You are currently viewing 3 Homemade pie recipes perfect for the weekend 

3 Homemade pie recipes perfect for the weekend 

Craving something hearty and delicious? These three homemade pie recipes bring bold flavours wrapped in golden, flaky perfection. 

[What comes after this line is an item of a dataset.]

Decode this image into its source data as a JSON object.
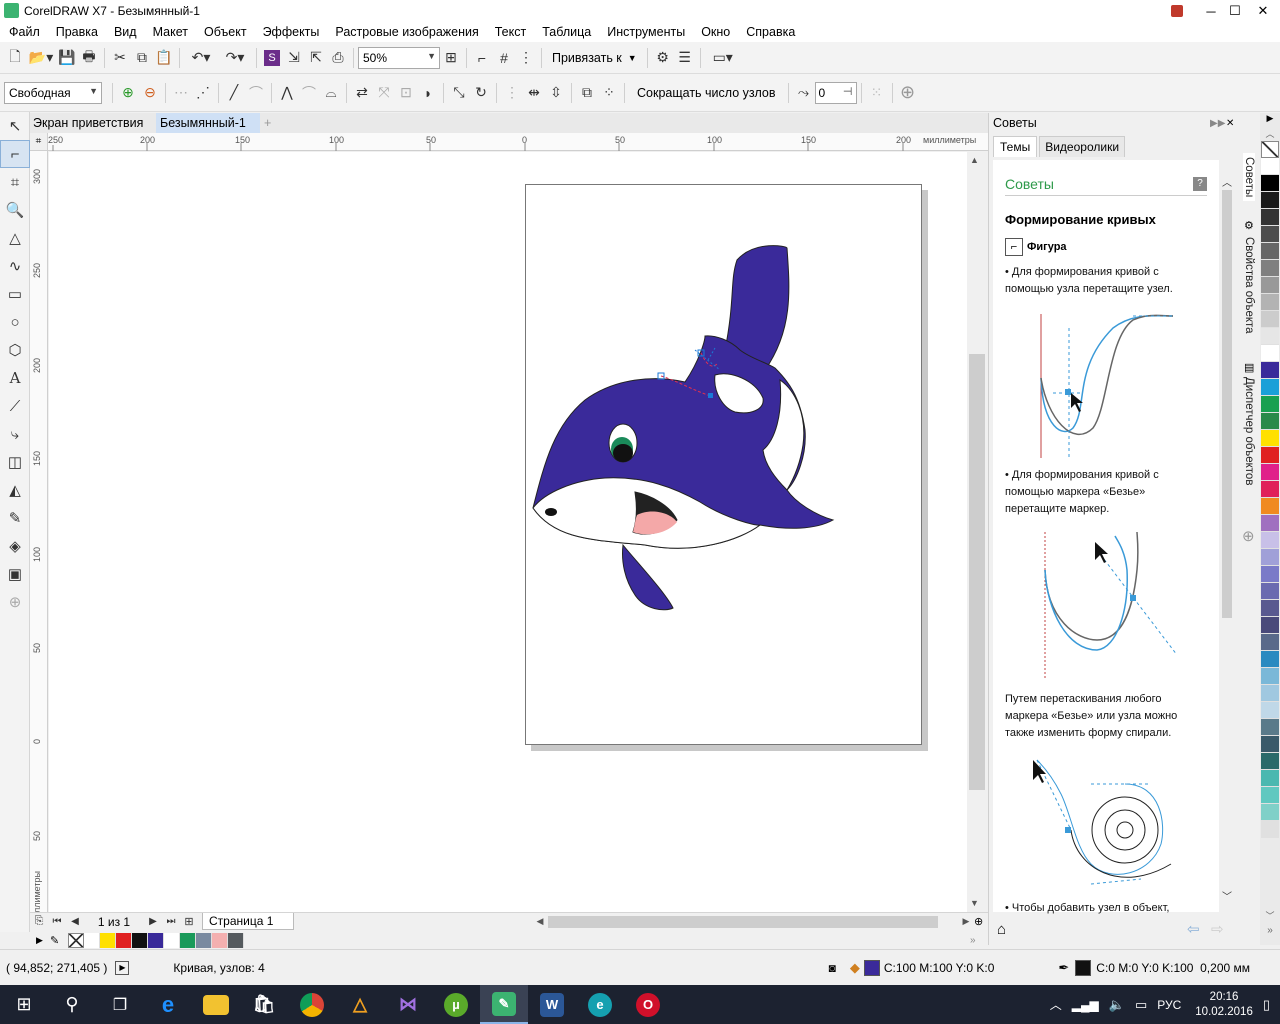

Spinach and feta hand pies 

Makes 8 // Cooking time 30 minutes 

 

Ingredients 

1 cup butter
½ cup water
2 cups cake flour
400g spinach, steamed
4 wheels feta, crumbled  

Method 

  1. Bring the butter and water to boil over high heat. Remove from the stove and add the flour. Whisk until fully combined and the dough forms. Allow to cool.
  2. Roll the dough out on a floured surface and cut out 8 x 10cm rounds.
  3. Mix the spinach with the feta and divide it between the pastry cases. Place the filling on one side and fold over to create a half-moon, pressing the edges down to seal. Freeze.
  4. When ready to eat, defrost in the fridge overnight. Arrange on a lined baking tray and bake at 200°C for 25 minutes, until golden brown.

 

Recipes & styling: Leila-Ann Mokotedi
Photography: Jotham van Tonder 

 

Chicken enchilada pie 

Serves 6 // Cooking time 1 hour 30 minutes 

Ingredients 

For the filling  

1 Tbsp vegetable oil
1 onion, grated
1 garlic clove, crushed
4 chicken breasts
2 cups chicken stock
1 tsp paprika
½ tsp chilli flakes
½ tsp cumin
½ tsp origanum
1 Tbsp flour
2 eggs
½ cup sour cream 

For the shell 

4 large flour tortillas
Vegetable oil, to brush
1 cup grated Cheddar 

Method 

For the filling 

  1. Fry onion and garlic until golden. Add chicken, stock and spices. Boil for 10 minutes, until chicken is cooked through and the stock has reduced.
  2. Remove the chicken from the pot. Add the flour and cook until the sauce is thickened.
  3. Remove from the heat and cool, then add eggs and sour cream. Mix well.
  4. Shred the chicken into small pieces. Add the pulled chicken to the reduced sauce.

For the shell 

  1. Preheat oven to 180°C. Grease a large pie tin.
  2. Arrange 3 tortillas in the tin, overlapping slightly to cover the base and the sides. Spoon in filling and sprinkle with cheese.
  3. Place 1 tortilla on top to cover and press down gently. Cut a cross in it to let the steam out. Brush with oil. Bake for 20 minutes.

 

Recipe & styling: Chiara Turilli
Photography: Samantha Pinto // HMimages.co.za 

 

Beef and leek pie with a black pepper shortcrust pastry crust 

Serves 6–8 // Cooking time 2 hours 10 minutes 

Ingredients 

For the black pepper shortcrust pastry 

290g butter, cubed
4 cups flour
2 tsp cracked black pepper
¾ cup cold water
1 egg, whisked  

For the beef and leek pie filling 

2 Tbsp butter, for frying
1 garlic clove, crushed
5 leeks, finely chopped
1 Tbsp grated ginger
½ tsp allspice
½ tsp nutmeg
½ tsp cinnamon
½ tsp cardamom
500g beef chuck, cubed
400g tin chopped tomatoes
2 cups beef stock  

Method 

For the black pepper shortcrust pastry 

  1. Use your fingers to rub the butter, flour and black pepper together until the mixture forms fine crumbs.
  2. Add the water and bring together until a dough forms.
  3. Lightly knead into a ball. (Do not overwork, or it will lose its ‘shortness’.) Wrap in cling film and refrigerate for 30 minutes.
  4. Preheat oven to 180°C. Grease a square pie tin or casserole dish.
  5. Roll out the dough on a floured surface to 5 mm thick.
  6. Cut the dough in half. Press one half into the bottom of the pie tin. Roll the leftover dough into a ball and refrigerate. Blind bake the shell for 5 minutes.

For the beef and leek pie filling 

  1. Fry garlic and leeks for 5 minutes. Add the spices, then the beef, tomatoes and stock.
  2. Roast in the oven for 1 hour, until beef is tender. Pull beef apart and mix with 2 tsp flour.
  3. Roll out the remaining dough. Spoon the filling into the pastry shell and top with the dough. Crimp the edges with a fork.
  4. Brush with egg wash and bake for 35 minutes.